People working in ministry can sometimes be seen as doing “for” someone as opposed to “with” someone, says BUMC lay leader Barbara Vann, so the congregation is always on the lookout for new ways to come alongside people in their community in a shared quest to learn from each other.
An Advent Study now being shared with community members seeks to expand conversation around what the diverse people of the neighborhood have to offer, especially those who might consider themselves clients utilizing services as opposed to friends with something to contribute.
Over the four weeks of Advent, people who come to the Food Pantry that the church operates will be given the opportunity to define their passions, skills, gifts and knowledge.

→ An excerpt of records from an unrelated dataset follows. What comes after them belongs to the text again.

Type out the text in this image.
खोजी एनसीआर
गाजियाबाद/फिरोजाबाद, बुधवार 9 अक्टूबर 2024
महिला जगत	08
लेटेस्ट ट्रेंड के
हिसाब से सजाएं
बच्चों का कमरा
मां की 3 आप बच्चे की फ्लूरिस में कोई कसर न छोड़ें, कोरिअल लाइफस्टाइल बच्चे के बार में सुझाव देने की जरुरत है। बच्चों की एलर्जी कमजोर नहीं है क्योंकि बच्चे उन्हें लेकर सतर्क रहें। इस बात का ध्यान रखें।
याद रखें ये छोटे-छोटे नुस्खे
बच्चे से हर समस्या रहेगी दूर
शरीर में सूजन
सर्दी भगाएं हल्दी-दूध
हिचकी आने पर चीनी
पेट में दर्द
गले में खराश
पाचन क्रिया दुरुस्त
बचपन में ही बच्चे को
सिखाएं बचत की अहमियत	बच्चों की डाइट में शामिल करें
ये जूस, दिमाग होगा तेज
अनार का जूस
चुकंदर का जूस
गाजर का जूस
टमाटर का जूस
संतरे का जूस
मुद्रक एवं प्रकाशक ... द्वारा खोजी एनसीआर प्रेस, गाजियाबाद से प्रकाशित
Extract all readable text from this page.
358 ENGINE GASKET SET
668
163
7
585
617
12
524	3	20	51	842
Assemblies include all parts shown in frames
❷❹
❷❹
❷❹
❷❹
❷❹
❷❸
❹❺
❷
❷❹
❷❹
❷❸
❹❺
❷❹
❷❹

This gift inventory, as well as those discovered within the congregation, are being collected and will be shared during a Christmas luncheon on Dec. 19. The hope is that a greater understanding of what each person has to offer and how they can impact the community as a whole will emerge, Barbara says.
If a person takes the time to identify their gifts and talents and put language around them, they might instinctively look to others and wonder what gifts they hold inside, she adds — at least that’s what she found after this process of discovery was introduced by John McKnight during a community conversation event hosted by the Center for Transforming Communities last month.
In the eyes of BUMC church member, Lisa Smith, this is a means of igniting new possibilities centered on friendship.
Lisa has lived in Binghampton all her life, and since 1999, she’s been working at the Food Pantry offering support to friends and neighbors.
The word the central food bank in Memphis prefers when referring to the people in need, however, is client.
Yet, Lisa has given herself license to change this perspective.
“No, they’re our friends because they live around me and they’ve been around me for a while,” Lisa says.
Stigmas would more readily lift if that language could shift in more communities, she adds, and people might feel less ashamed to visit the Food Pantry when times are tight, especially if they have an opportunity to honor and offer their gifts.
The “Food Lady”, as Lisa is sometimes called by people in the neighborhood, has a unique perspective on the people she meets and has always had an eye for connecting the gifts and talents of the people she meets. She’s connected caregivers to people in need of childcare, for example, and seamstresses with people who want to learn to sew.
She sees the Advent Study as a way to help map some of these gifts and looks forward to the discussion this concept might inspire at the upcoming Christmas luncheon.
This is one more step in the neighborhood’s journey to becoming more like it was when Lisa was a child, at least in terms of connectivity among neighbors.
“It’s getting back to being a friendly neighborhood like it used to be,” she says.
“When I was little, everybody knew everybody, and it seems to be coming back around to that.”